On Sun, Jan 2, 2011 at 4:31 PM, Sean Corfield <seancorfi...@gmail.com> wrote:
> On Sun, Jan 2, 2011 at 12:01 PM, Ken Wesson <kwess...@gmail.com> wrote:
>> On Sun, Jan 2, 2011 at 9:10 AM, Chas Emerick <cemer...@snowtide.com> wrote:
>>> The Google Code site *is* the ccw site
>> Really? That is ... non-obvious.
>
> I'm genuinely curious: why do you think that isn't obvious?

Because from its url it looks like it'll just be the code repository.
It doesn't *seem* any more promising as the home page link than the
github.com results you tend to get when you search for other
Clojure-related material.

Lots of people expect a project to have a sourceforge, github, Google
Code, or similar page that isn't very end-user friendly because it's
targeted at the developers and not the users, plus its own .com or
whatever site (e.g., clojure.org) that serves as the home page for the
generally interested public (often linking to sourceforge or wherever
from the big friendly DOWNLOAD WINDOWS INSTALLER button, though).

>> I'd think the opposite -- that's when it most needs growth in its
>> user-base, and users not being able to quickly find via Google an
>> *obvious* home site will hamper adoption.
>
> The CounterClockWise project home page is the #1 result for Googling
> clojure plugin eclipse (which seems the most obvious phrase to me). In
> fact, clojure plugin {IDE} leads to the project home page for each of
> Eclipse, Netbeans, IDEA so I'd say all three are easy to find. For
> TextMate, the Clojure bundle is the second result (ironically, it's
> the third result for the more obvious clojure bundle textmate search).

If it is the Google Code page, then we're both right. It is easy to
find; it's just not quite as easy to recognize. Lots of people will
think "code.google.com -- that'll be the repository.
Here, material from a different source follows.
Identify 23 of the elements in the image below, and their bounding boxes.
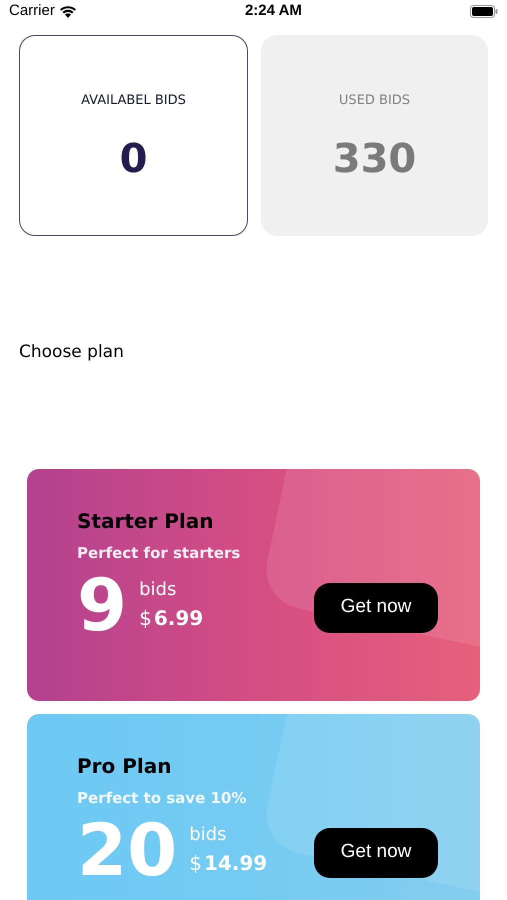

But I'm not
looking to dive into its source code; I just want the page that links
to the end-user documentation and links to SETUP.EXE and tells me in
plain English all about the darn thing". Which, if it's at
code.google.com, they will therefore not find because it's in the last
place they'd look.

>> "Marketplace"? That doesn't sound good. Are they actually charging
>> money for it?
>
> Interesting that you would assume that.

That something calling itself an "app store" or a "plugin marketplace"
or some similar phrase is not giving everything away for free? It's
not exactly the world's strangest assumption to make. :)

> I know of several technologies that have a "marketplace" for free
> add-ons / applications. Presumably, you're not familiar with Eclipse?

No; as I mentioned in my earlier post, I use NetBeans but thought I'd
see if there was an alternative out there that equaled or beat that
yet.

> It's just a centralized distribution channel for plugins. Unfortunately,
> the search engine is offline right now

Not a very good sign. You expect that kind of thing from penny-ante
operators with cheap Dreamhost plans, not big-name open source
projects or big commercial outfits (and didn't Eclipse at one time
have heavy backing from Big Blue?).

In the meantime I'd suggest using a site-scoped Google search. Besides
the fact that Google's search engine is *never* "offline right now", I
find that its site-scoped search frequently gives superior results to
the built-in search even on some big-name professional sites (all of
Microsoft's multifarious sites, for starters).